Pence has accused the administration of hiring an evaluator that is
biased against Indiana's approach.

Indiana is one of a handful of states that received permission to not
follow some federal rules when expanding Medicaid coverage under the
Affordable Care Act.

One of the conditions of such waivers is that the demonstration program
be evaluated to see whether it's meeting the expected result.

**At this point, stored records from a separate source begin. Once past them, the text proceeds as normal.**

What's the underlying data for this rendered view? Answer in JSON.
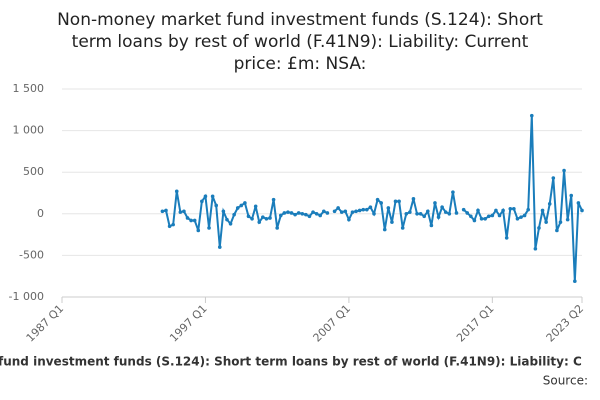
{
  "chart_data": {
    "type": "line",
    "title": [
      "Non-money market fund investment funds (S.124): Short",
      "term loans by rest of world (F.41N9): Liability: Current",
      "price: £m: NSA:"
    ],
    "footer": "fund investment funds (S.124): Short term loans by rest of world (F.41N9): Liability: C",
    "source": "Source:",
    "categories": [
      "1987 Q1",
      null,
      null,
      null,
      null,
      null,
      null,
      null,
      null,
      null,
      null,
      null,
      null,
      null,
      null,
      null,
      null,
      null,
      null,
      null,
      null,
      null,
      null,
      null,
      null,
      null,
      null,
      null,
      null,
      null,
      null,
      null,
      null,
      null,
      null,
      null,
      null,
      null,
      null,
      null,
      "1997 Q1",
      null,
      null,
      null,
      null,
      null,
      null,
      null,
      null,
      null,
      null,
      null,
      null,
      null,
      null,
      null,
      null,
      null,
      null,
      null,
      null,
      null,
      null,
      null,
      null,
      null,
      null,
      null,
      null,
      null,
      null,
      null,
      null,
      null,
      null,
      null,
      null,
      null,
      null,
      null,
      "2007 Q1",
      null,
      null,
      null,
      null,
      null,
      null,
      null,
      null,
      null,
      null,
      null,
      null,
      null,
      null,
      null,
      null,
      null,
      null,
      null,
      null,
      null,
      null,
      null,
      null,
      null,
      null,
      null,
      null,
      null,
      null,
      null,
      null,
      null,
      null,
      null,
      null,
      null,
      null,
      null,
      "2017 Q1",
      null,
      null,
      null,
      null,
      null,
      null,
      null,
      null,
      null,
      null,
      null,
      null,
      null,
      null,
      null,
      null,
      null,
      null,
      null,
      null,
      null,
      null,
      null,
      null,
      "2023 Q2"
    ],
    "values": [
      null,
      null,
      null,
      null,
      null,
      null,
      null,
      null,
      null,
      null,
      null,
      null,
      null,
      null,
      null,
      null,
      null,
      null,
      null,
      null,
      null,
      null,
      null,
      null,
      null,
      null,
      null,
      null,
      30,
      40,
      -150,
      -130,
      270,
      20,
      30,
      -50,
      -80,
      -80,
      -200,
      150,
      210,
      -170,
      210,
      100,
      -400,
      30,
      -70,
      -120,
      -10,
      70,
      100,
      130,
      -30,
      -60,
      90,
      -100,
      -40,
      -60,
      -50,
      170,
      -170,
      -20,
      10,
      20,
      10,
      -10,
      10,
      0,
      -10,
      -30,
      20,
      0,
      -20,
      30,
      10,
      null,
      30,
      70,
      20,
      30,
      -70,
      20,
      30,
      40,
      50,
      50,
      80,
      0,
      170,
      130,
      -190,
      70,
      -100,
      150,
      150,
      -170,
      0,
      20,
      180,
      0,
      0,
      -30,
      30,
      -140,
      130,
      -40,
      80,
      20,
      0,
      260,
      10,
      null,
      50,
      10,
      -30,
      -80,
      40,
      -60,
      -60,
      -30,
      -20,
      40,
      -20,
      40,
      -290,
      60,
      60,
      -60,
      -40,
      -20,
      50,
      1180,
      -420,
      -170,
      40,
      -100,
      120,
      430,
      -200,
      -100,
      520,
      -70,
      220,
      -810,
      130,
      40
    ],
    "color": "#1a7dbb",
    "ylim": [
      -1000,
      1500
    ],
    "yticks": [
      {
        "value": -1000,
        "label": "-1 000"
      },
      -500,
      0,
      500,
      {
        "value": 1000,
        "label": "1 000"
      },
      {
        "value": 1500,
        "label": "1 500"
      }
    ],
    "grid": true
  }
}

Indiana
must submit an interim evaluation of the program by mid-2016.

For example, Indiana is testing whether requiring participants to make
monthly contributions to a health account that can be rolled over if not
used for health care reduces the use of unnecessary care.

That feature is based on high-deductible insurance plans with health
savings accounts that are becoming increasingly common in private
insurance coverage.

Pence argues that the Urban Institute, one of the evaluators chosen by
the federal government to assess Indiana's plan, has previously been
skeptical of using the health savings account model for Medicaid recipients.

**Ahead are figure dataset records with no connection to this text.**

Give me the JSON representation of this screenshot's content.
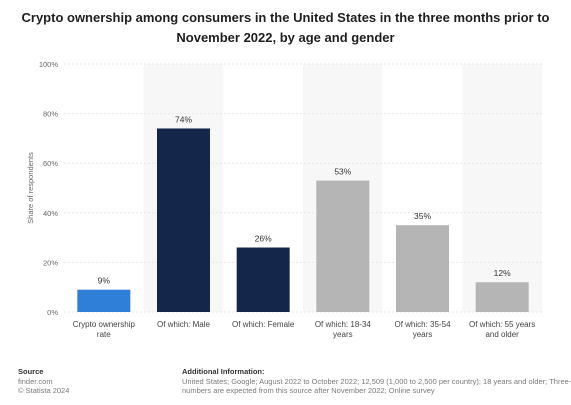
{
  "title": "Crypto ownership among consumers in the United States in the three months prior to November 2022, by age and gender",
  "chart_data": {
    "type": "bar",
    "categories": [
      "Crypto ownership rate",
      "Of which: Male",
      "Of which: Female",
      "Of which: 18-34 years",
      "Of which: 35-54 years",
      "Of which: 55 years and older"
    ],
    "values": [
      9,
      74,
      26,
      53,
      35,
      12
    ],
    "value_labels": [
      "9%",
      "74%",
      "26%",
      "53%",
      "35%",
      "12%"
    ],
    "bar_colors": [
      "#2f7ed8",
      "#14264a",
      "#14264a",
      "#b5b5b5",
      "#b5b5b5",
      "#b5b5b5"
    ],
    "shaded_columns": [
      1,
      3,
      5
    ],
    "ylabel": "Share of respondents",
    "ylim": [
      0,
      100
    ],
    "yticks": [
      "0%",
      "20%",
      "40%",
      "60%",
      "80%",
      "100%"
    ],
    "grid": true
  },
  "footer": {
    "source_heading": "Source",
    "source_lines": [
      "finder.com",
      "© Statista 2024"
    ],
    "info_heading": "Additional Information:",
    "info_lines": [
      "United States; Google; August 2022 to October 2022; 12,509 (1,000 to 2,500 per country); 18 years and older; Three-month",
      "numbers are expected from this source after November 2022; Online survey"
    ]
  },
  "colors": {
    "grid": "#e6e6e6",
    "shade": "#f7f7f7",
    "axis_text": "#666666"
  }
}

Pence wrote Health and Human Services Secretary Sylvia Burwell in
December, asking that the federal review be dropped as the Healthy
Indiana Plan has already been evaluated by a state-hired contractor.

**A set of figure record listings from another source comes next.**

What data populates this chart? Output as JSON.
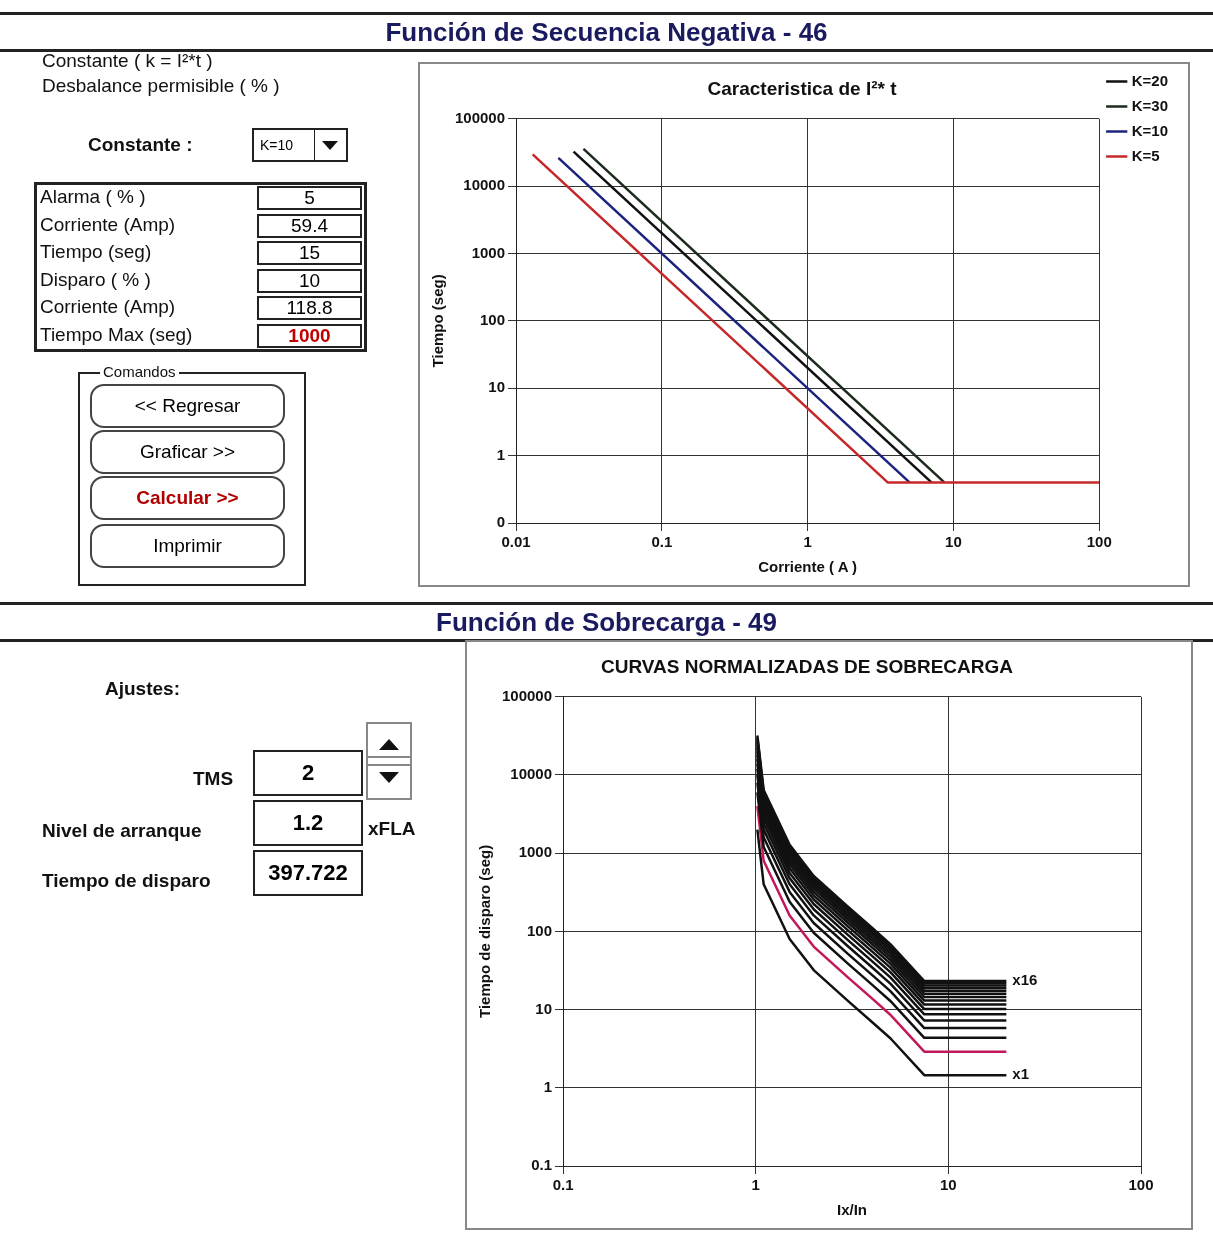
{
  "chart_data": [
    {
      "type": "other",
      "title": "Función de Secuencia Negativa - 46",
      "annotations": [
        "Constante ( k = I²*t )",
        "Desbalance permisible ( % )",
        "Constante :",
        "K=10",
        "Alarma ( % )",
        "5",
        "Corriente (Amp)",
        "59.4",
        "Tiempo (seg)",
        "15",
        "Disparo ( % )",
        "10",
        "Corriente (Amp)",
        "118.8",
        "Tiempo Max (seg)",
        "1000",
        "Comandos",
        "<< Regresar",
        "Graficar >>",
        "Calcular >>",
        "Imprimir"
      ]
    },
    {
      "type": "line",
      "title": "Caracteristica de I²* t",
      "xlabel": "Corriente ( A )",
      "ylabel": "Tiempo (seg)",
      "log": "xy",
      "grid": true,
      "legend": "top right",
      "marker": "none",
      "line_style": "solid",
      "xlim": [
        0.01,
        100
      ],
      "xticks": [
        0.01,
        0.1,
        1,
        10,
        100
      ],
      "ylim": [
        0.1,
        100000
      ],
      "yticks": [
        {
          "value": 0.1,
          "label": "0"
        },
        1,
        10,
        100,
        1000,
        10000,
        100000
      ],
      "series": [
        {
          "name": "K=20",
          "color": "#111111",
          "x": [
            0.0248,
            7.07
          ],
          "values": [
            32500,
            0.4
          ]
        },
        {
          "name": "K=30",
          "color": "#1c2b1c",
          "x": [
            0.029,
            8.66
          ],
          "values": [
            35700,
            0.4
          ]
        },
        {
          "name": "K=10",
          "color": "#1a237e",
          "x": [
            0.0195,
            5
          ],
          "values": [
            26300,
            0.4
          ]
        },
        {
          "name": "K=5",
          "color": "#c62828",
          "x": [
            0.013,
            3.54,
            100
          ],
          "values": [
            29600,
            0.4,
            0.4
          ]
        }
      ]
    },
    {
      "type": "other",
      "title": "Función de Sobrecarga - 49",
      "annotations": [
        "Ajustes:",
        "TMS",
        "2",
        "Nivel de arranque",
        "1.2",
        "xFLA",
        "Tiempo de disparo",
        "397.722"
      ]
    },
    {
      "type": "line",
      "title": "CURVAS NORMALIZADAS DE SOBRECARGA",
      "xlabel": "Ix/In",
      "ylabel": "Tiempo de disparo (seg)",
      "log": "xy",
      "grid": true,
      "marker": "none",
      "line_style": "solid",
      "xlim": [
        0.1,
        100
      ],
      "xticks": [
        0.1,
        1,
        10,
        100
      ],
      "ylim": [
        0.1,
        100000
      ],
      "yticks": [
        0.1,
        1,
        10,
        100,
        1000,
        10000,
        100000
      ],
      "x": [
        1.02,
        1.1,
        1.5,
        2,
        3,
        4,
        5,
        7.5,
        20
      ],
      "series": [
        {
          "name": "x1",
          "color": "#111111",
          "values": [
            2000,
            400,
            80,
            32,
            13,
            7,
            4.3,
            1.45,
            1.45
          ]
        },
        {
          "color": "#c2185b",
          "values": [
            4000,
            800,
            160,
            64,
            26,
            14,
            8.6,
            2.9,
            2.9
          ]
        },
        {
          "color": "#111111",
          "values": [
            6000,
            1200,
            240,
            96,
            39,
            21,
            12.9,
            4.35,
            4.35
          ]
        },
        {
          "color": "#111111",
          "values": [
            8000,
            1600,
            320,
            128,
            52,
            28,
            17.2,
            5.8,
            5.8
          ]
        },
        {
          "color": "#111111",
          "values": [
            10000,
            2000,
            400,
            160,
            65,
            35,
            21.5,
            7.25,
            7.25
          ]
        },
        {
          "color": "#111111",
          "values": [
            12000,
            2400,
            480,
            192,
            78,
            42,
            25.8,
            8.7,
            8.7
          ]
        },
        {
          "color": "#111111",
          "values": [
            14000,
            2800,
            560,
            224,
            91,
            49,
            30.1,
            10.15,
            10.15
          ]
        },
        {
          "color": "#111111",
          "values": [
            16000,
            3200,
            640,
            256,
            104,
            56,
            34.4,
            11.6,
            11.6
          ]
        },
        {
          "color": "#111111",
          "values": [
            18000,
            3600,
            720,
            288,
            117,
            63,
            38.7,
            13.05,
            13.05
          ]
        },
        {
          "color": "#111111",
          "values": [
            20000,
            4000,
            800,
            320,
            130,
            70,
            43,
            14.5,
            14.5
          ]
        },
        {
          "color": "#111111",
          "values": [
            22000,
            4400,
            880,
            352,
            143,
            77,
            47.3,
            15.95,
            15.95
          ]
        },
        {
          "color": "#111111",
          "values": [
            24000,
            4800,
            960,
            384,
            156,
            84,
            51.6,
            17.4,
            17.4
          ]
        },
        {
          "color": "#111111",
          "values": [
            26000,
            5200,
            1040,
            416,
            169,
            91,
            55.9,
            18.85,
            18.85
          ]
        },
        {
          "color": "#111111",
          "values": [
            28000,
            5600,
            1120,
            448,
            182,
            98,
            60.2,
            20.3,
            20.3
          ]
        },
        {
          "color": "#111111",
          "values": [
            30000,
            6000,
            1200,
            480,
            195,
            105,
            64.5,
            21.75,
            21.75
          ]
        },
        {
          "name": "x16",
          "color": "#111111",
          "values": [
            32000,
            6400,
            1280,
            512,
            208,
            112,
            68.8,
            23.2,
            23.2
          ]
        }
      ]
    }
  ]
}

In a Feb. 10 response, Burwell said the federal evaluation will not
duplicate the state's analysis, and a rigorous evaluation will help the
federal government determine whether other states should be allowed to
use Indiana's model.

Pence said he is "wholly unsatisfied" with that response, and will ask
the GOP-controlled Congress to review the agency's vendor selection process.

While Pence said Burwell always worked in good faith with him while they
negotiated the terms of Indiana's alternative program, there are people
"deep in the bureaucracy" who are "very antagonist towards consumer
driven health care."

"The administration wanted Indiana — and still wants every state — to
just expand traditional Medicaid," he said. "We have the most
significant Medicaid reform in the 50-year history of the program, and
it's working."

A coalition of health care and other advocacy groups wrote a letter last
month in support of the federal government's evaluation of HIP 2.0. The
coalition — which includes Families USA, the March of Dimes and the
American Cancer Society Cancer Action Network — said there can be a
conflict of interest with state-contracted evaluations.

"When a state pays an organization to assess the merits of its own
program there is the potential that the evaluator's objectivity will be
compromised," the coalition wrote to the director of the Center for
Medicaid and CHIP Services.

The groups said aspects of Indiana's program are potentially harmful to
beneficiaries and need to be evaluated before the federal government
decides whether other states can adopt them. Those features include the
option of charging monthly payments to recipients below the poverty
line, blocking coverage for those above poverty who miss their monthly
payments, and the overall complexity of HIP 2.0.

http://www.indystar.com/story/news/2016/02/20/pence-seeking-help-congress-medicaid-dispute/80663058/

The RWJF/Urban Institute report that Pence argues shows a bias against
using healthy savings accounts in Medicaid:

http://www.rwjf.org/content/dam/farm/reports/issue_briefs/2015/rwjf420603

***


Comment by Don McCanne

Gov. Mike Pence of Indiana wants to select his own facts for a report to
CMS confirming that their consumer-directed health program for Medicaid,
authorized by a Sec. 1115 waiver, is meeting Medicaid requirements for
the patients.

They have already independently contracted with the Lewin Group to
provide a report to CMS, but numerous organizations have expressed the
concern that this report could be biased because of the conflict of
interest. CMS has contracted with the Urban Institute, but Gov. Pence
objects because Urban has produced a previous report expressing some
concerns about the option to charge premiums for individuals living in
poverty and about the administrative costs and inefficiencies of health
savings accounts that are used in Indiana's program. Also there is
concern about Medicaid patients being locked out of care if they are in
arrears with their premium payments.

Indiana's program is driven by ideology rather than by objective
application of health policy principles. Pence touts their success at
"applying consumer-health care principles to the Medicaid population."
It is more important for him to require patients to demonstrate
individual responsibility through sharing in the costs of care than it
is to ensure that they do receive the care that they need. It has been
demonstrated that requiring payments creates barriers to care,
particularly for low-income individuals.

Imagine instead having one national standard program that automatically
includes everyone, gives them free choice of their health care
professionals, and removes financial barriers to care. We could have
that with a single payer national health program, as long as we keep
ideologues like Pence out of the way.